Dans les loges c’étaient les mêmes dames ayant les mêmes officiers derrière elles ; les mêmes femmes en toilettes voyantes, les mêmes uniformes, les mêmes habits noirs ; aux étages supérieurs la même foule malpropre et dans toute cette salle comble, dans les loges et les premiers rangs une quarantaine de personnes, hommes et femmes, représentant seules le monde.
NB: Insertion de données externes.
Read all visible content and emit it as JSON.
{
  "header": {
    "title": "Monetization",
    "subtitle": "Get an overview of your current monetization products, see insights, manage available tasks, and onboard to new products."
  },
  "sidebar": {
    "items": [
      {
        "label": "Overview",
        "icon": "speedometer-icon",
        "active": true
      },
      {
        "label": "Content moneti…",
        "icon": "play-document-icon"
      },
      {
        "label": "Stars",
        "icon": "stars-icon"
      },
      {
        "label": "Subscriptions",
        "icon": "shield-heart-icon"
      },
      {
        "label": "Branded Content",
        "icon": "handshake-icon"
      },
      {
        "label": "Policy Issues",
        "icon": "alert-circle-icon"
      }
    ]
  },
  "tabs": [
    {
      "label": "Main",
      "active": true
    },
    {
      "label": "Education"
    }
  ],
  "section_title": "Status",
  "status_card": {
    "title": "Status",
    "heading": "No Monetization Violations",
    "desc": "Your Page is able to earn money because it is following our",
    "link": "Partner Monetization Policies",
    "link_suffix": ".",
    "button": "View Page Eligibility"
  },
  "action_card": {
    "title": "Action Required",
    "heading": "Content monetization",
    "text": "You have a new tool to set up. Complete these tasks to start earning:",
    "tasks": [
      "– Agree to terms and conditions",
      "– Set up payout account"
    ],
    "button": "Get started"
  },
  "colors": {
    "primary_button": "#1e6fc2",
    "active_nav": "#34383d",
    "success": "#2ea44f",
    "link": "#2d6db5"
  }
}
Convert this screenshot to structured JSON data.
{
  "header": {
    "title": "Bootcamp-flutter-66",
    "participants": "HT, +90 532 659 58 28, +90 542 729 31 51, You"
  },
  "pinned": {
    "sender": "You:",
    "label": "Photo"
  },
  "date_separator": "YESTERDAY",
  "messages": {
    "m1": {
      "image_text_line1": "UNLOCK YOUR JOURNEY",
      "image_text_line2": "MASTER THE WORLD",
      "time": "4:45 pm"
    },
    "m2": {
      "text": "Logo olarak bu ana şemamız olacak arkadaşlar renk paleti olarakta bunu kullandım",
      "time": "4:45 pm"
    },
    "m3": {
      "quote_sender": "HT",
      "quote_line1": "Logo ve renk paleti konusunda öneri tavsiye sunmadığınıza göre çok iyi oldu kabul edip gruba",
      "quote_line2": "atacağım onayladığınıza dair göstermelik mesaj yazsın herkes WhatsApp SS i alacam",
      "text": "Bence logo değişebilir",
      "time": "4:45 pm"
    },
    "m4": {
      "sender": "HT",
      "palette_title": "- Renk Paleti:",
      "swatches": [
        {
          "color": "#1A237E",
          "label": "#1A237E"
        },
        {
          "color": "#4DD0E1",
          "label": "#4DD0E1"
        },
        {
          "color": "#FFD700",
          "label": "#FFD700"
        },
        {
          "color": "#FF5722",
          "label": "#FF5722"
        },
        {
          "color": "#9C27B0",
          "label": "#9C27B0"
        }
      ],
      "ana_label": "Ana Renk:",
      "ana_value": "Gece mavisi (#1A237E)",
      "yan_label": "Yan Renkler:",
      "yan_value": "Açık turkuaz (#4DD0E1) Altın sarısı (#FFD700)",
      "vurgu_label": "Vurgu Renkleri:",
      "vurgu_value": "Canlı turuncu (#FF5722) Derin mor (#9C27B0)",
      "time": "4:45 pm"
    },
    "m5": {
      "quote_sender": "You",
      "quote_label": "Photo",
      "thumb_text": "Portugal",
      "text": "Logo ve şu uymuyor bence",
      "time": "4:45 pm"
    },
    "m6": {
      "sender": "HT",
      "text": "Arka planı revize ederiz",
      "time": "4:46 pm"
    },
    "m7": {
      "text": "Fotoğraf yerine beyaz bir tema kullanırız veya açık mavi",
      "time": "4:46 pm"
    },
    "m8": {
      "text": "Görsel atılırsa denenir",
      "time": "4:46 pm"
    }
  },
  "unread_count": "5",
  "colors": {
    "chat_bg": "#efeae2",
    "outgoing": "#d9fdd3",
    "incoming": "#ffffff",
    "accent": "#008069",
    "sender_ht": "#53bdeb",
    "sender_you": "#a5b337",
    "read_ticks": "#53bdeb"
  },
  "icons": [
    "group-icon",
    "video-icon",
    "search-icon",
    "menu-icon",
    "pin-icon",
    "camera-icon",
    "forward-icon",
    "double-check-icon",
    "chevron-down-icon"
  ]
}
L’attention de Vronskï se porta aussitôt sur cet oasis.

L’acte venait de finir, c’est pourquoi, sans entrer dans la loge de son frère, Vronskï s’avança jusqu’aux premiers rangs des fauteuils et s’arrêta près de la rampe, à côté de Serpoukovskoï qui, l’ayant aperçu de loin, l’avait appelé d’un sourire.

Vronskï n’avait pas encore vu Anna et ne la cherchait pas ; mais, à la direction que prenaient les regards, il se douta de l’endroit où elle se trouvait. Il jeta un regard rapide autour de lui, sans l’arrêter de son côté. S’attendant au pire, il cherchait des yeux Alexis Alexandrovitch ; heureusement que celui-ci n’était pas au théâtre ce jour-là.

— Comme tu es resté peu militaire, lui dit Serpoukovskoï, tu fais l’effet d’un diplomate, d’un artiste.